What size terra cotta flue do you have? All I can think of is if the flue is a bit larger than the liner, it may be dropping down with all the space inside the flue. Doesn't explain why the liner is slipping out of the cap.
You need to have the liner secured with screws at both ends. A stainless steel strap clamp is woefully insufficient. The corrugated liner will compress to some degree under it's own weight and slump to a lower height. Over a long run, even a little compression will result in a short fall
Stainless Liners will not compress or expand, especially the 2 ply smooth-wall liner. If you have 15' you cannot stretch it or compress it. Normally the Top Plate Band Clamp is all you need to hold the liner place, but you could run a couple of stainless screws, to help hold it. 15' can't be that heavy, and if it is attached to your insert, I'm not sure how it could move?????
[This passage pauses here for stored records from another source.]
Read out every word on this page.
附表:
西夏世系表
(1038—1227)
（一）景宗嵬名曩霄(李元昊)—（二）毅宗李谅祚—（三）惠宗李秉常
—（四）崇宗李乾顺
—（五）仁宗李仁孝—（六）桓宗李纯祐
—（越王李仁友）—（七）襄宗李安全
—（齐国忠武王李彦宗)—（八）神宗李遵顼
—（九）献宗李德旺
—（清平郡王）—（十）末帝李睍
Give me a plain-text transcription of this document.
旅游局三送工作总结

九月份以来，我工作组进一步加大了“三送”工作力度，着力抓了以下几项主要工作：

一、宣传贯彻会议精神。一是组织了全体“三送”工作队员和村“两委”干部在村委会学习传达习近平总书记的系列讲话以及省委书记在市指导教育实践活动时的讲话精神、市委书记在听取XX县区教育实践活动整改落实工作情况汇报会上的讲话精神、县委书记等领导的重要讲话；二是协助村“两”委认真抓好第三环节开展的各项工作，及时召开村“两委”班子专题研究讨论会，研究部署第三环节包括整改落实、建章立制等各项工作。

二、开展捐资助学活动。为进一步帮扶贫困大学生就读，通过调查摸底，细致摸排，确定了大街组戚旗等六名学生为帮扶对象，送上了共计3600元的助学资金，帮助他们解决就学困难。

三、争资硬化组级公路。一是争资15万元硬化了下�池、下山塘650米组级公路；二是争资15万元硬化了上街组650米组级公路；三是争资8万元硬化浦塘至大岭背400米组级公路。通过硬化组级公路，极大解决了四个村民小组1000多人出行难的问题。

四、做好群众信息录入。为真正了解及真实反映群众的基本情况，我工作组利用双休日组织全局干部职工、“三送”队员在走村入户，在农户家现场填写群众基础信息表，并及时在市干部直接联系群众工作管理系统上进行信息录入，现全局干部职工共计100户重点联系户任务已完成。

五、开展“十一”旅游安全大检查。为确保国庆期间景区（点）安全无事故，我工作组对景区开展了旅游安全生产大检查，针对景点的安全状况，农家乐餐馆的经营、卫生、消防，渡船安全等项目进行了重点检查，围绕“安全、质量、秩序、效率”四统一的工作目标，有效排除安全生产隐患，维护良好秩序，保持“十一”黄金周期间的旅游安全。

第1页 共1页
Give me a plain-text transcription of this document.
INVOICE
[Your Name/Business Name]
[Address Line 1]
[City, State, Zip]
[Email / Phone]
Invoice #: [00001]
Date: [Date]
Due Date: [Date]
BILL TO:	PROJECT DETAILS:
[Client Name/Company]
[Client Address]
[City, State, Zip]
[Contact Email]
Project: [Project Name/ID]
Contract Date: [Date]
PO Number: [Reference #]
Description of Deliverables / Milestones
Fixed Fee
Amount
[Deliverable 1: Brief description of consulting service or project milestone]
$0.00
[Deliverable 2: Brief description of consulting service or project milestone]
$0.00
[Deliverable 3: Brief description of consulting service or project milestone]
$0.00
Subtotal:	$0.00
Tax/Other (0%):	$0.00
Mine is about 16 feet... and I am always mindful of it slumping when I remove the cap. I have a section of it in my backyard leftover from the install. It doesn't compress much, but inside of a larger clay flue it can certainly slump. I noticed that installing it.
I installed my own and IIRC I certainly didn’t pull up (increase tension) on the liner prior to securing it at the top. So I essentially let it slump prior to clamping it at the top. Is it possible that the liner was pulled prior to being secured? Is it a straight shot or are there any bends? I agree with a couple stainless screws at the top once pulled back up. Mine is 25’.
Thanks for the responses. It seems that the terracotta flue being somewhat wider than the liner was probably the culprit and it slumped down. Rather than wrenching on it to get it back up to height, I just used some leftover pipe I had left from install and purchased this adapter to connect the two sections. Seems to work.